Char to binary conversion is all the sudden wrong?

I have the following code to convert a char array (like 'hi\n') to binary and store in an int array.

void data_to_binary(char *data){

bit_pos = 0;
int i = 0, j = 0, k = 0;
char mask = 0x80;

for(i = 0; i < sizeof(data); ++i){
    if(data[i] != '\0' && data[i] != '\n'){
        mask = 0x80;
        for(j = 0; j < 8; ++j){
            binary_data[bit_pos] = ((data[i] & mask) > 0);
            mask >>= 1;
            bit_pos++;
        }
    } 
}
}

This worked perfectly.

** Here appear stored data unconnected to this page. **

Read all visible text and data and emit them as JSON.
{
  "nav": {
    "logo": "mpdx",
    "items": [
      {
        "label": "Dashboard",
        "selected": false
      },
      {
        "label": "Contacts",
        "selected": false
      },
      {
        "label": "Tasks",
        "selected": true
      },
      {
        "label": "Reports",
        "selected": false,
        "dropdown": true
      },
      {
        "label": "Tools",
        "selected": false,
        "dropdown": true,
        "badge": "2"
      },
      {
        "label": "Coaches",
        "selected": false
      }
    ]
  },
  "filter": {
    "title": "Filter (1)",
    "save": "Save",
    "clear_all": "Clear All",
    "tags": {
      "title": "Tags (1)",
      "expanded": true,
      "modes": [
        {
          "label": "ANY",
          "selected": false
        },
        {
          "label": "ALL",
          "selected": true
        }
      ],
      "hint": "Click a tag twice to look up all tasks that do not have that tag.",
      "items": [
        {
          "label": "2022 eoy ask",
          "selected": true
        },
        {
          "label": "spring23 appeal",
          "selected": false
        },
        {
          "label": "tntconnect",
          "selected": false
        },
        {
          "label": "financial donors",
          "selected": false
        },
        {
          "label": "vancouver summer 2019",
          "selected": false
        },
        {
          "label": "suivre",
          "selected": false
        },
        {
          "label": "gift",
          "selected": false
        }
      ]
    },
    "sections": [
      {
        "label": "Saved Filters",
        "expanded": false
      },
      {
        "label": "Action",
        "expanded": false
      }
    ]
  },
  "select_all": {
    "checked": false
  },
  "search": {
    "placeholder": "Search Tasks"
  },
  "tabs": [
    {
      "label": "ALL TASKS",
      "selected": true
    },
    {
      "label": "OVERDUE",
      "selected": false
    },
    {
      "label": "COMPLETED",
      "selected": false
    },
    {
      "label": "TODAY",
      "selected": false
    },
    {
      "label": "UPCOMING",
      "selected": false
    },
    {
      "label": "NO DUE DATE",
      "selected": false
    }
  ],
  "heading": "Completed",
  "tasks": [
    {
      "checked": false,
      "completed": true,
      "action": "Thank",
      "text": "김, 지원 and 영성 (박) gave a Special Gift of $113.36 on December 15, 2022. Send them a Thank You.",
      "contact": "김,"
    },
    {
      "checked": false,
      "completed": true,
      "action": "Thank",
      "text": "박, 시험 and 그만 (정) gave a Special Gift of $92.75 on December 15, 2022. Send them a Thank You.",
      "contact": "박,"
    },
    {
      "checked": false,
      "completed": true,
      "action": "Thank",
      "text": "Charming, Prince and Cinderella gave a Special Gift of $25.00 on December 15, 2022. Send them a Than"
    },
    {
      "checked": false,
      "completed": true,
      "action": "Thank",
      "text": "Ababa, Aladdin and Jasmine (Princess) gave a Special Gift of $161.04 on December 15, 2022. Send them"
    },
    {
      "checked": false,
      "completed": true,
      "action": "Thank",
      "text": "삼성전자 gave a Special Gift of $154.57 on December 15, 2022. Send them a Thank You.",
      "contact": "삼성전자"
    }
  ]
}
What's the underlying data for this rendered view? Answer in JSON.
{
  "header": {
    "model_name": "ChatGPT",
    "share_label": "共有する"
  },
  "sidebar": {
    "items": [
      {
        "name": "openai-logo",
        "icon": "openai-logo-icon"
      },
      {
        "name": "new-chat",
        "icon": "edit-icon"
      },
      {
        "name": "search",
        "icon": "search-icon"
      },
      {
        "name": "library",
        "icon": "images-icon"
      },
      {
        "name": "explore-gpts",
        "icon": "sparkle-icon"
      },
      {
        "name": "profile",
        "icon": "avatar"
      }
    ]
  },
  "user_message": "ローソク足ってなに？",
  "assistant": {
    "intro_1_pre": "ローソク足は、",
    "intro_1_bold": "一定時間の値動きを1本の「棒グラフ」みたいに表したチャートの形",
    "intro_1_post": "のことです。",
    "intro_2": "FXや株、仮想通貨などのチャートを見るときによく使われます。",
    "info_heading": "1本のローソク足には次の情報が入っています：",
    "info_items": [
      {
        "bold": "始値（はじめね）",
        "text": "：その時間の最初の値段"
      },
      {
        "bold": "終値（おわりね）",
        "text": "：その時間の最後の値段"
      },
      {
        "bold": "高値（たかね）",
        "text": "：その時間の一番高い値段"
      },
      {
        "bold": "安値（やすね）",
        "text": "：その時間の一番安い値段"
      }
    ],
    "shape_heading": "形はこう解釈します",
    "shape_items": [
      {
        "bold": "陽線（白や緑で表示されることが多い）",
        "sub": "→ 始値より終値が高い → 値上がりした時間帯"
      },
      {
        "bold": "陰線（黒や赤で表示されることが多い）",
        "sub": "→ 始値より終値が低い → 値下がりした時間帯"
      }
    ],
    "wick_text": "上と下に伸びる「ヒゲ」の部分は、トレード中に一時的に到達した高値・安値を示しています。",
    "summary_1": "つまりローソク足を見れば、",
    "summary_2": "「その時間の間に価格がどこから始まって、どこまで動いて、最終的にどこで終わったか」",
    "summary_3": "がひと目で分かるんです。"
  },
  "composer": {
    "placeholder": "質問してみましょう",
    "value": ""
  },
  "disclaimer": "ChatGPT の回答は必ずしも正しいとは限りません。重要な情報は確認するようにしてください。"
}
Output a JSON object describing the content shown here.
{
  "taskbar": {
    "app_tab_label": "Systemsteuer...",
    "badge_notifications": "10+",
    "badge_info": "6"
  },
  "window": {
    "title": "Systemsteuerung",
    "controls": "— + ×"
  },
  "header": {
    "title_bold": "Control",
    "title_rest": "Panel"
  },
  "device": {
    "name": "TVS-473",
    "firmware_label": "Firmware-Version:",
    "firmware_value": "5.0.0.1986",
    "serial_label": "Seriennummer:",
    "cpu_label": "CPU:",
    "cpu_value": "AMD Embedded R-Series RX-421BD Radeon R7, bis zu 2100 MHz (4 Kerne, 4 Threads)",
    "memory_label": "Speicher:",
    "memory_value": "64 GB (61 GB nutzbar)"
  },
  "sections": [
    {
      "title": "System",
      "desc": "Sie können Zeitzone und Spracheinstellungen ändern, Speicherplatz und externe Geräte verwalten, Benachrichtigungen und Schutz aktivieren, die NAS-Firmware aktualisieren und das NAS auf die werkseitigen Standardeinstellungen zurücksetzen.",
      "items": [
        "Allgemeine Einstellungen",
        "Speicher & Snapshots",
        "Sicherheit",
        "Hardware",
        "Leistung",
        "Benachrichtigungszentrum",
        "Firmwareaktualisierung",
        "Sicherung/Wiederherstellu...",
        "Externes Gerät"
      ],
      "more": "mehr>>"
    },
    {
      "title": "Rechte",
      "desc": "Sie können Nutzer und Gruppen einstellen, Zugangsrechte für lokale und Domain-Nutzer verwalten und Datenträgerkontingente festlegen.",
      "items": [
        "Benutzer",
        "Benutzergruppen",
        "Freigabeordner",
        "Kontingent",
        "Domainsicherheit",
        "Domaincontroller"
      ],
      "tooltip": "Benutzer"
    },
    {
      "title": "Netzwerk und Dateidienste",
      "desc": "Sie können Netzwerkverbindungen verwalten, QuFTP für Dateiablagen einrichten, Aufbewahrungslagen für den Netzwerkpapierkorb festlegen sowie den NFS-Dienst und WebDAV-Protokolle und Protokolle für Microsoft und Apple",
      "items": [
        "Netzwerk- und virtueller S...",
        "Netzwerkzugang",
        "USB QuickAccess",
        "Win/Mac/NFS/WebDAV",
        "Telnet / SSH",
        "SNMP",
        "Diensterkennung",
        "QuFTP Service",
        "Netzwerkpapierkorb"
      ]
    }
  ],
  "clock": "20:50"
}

I was getting 01101000 01101001 for hi. I changed NOTHING about this code and ran it again just recently and I am now getting 01111111 01111111.... I have no idea what is going on. While fiddling with unrelated code I did get a heap corruption error. Is that what is causing this? That it is still negatively impacting my code?

Upvotes: 1

Views: 78

Answers (1)

V-X
V-X

Reputation: 3029

  1. What do you expect the sizeof(data) to be? Wouldn't you use the strlen instead?
  2. You are using signed char for the mask. After first execution of "mask >>= 1;" you get 0xC0 instead of 0x40. Try using int or unsigned char, in order to avoid the sign to be set after the shift.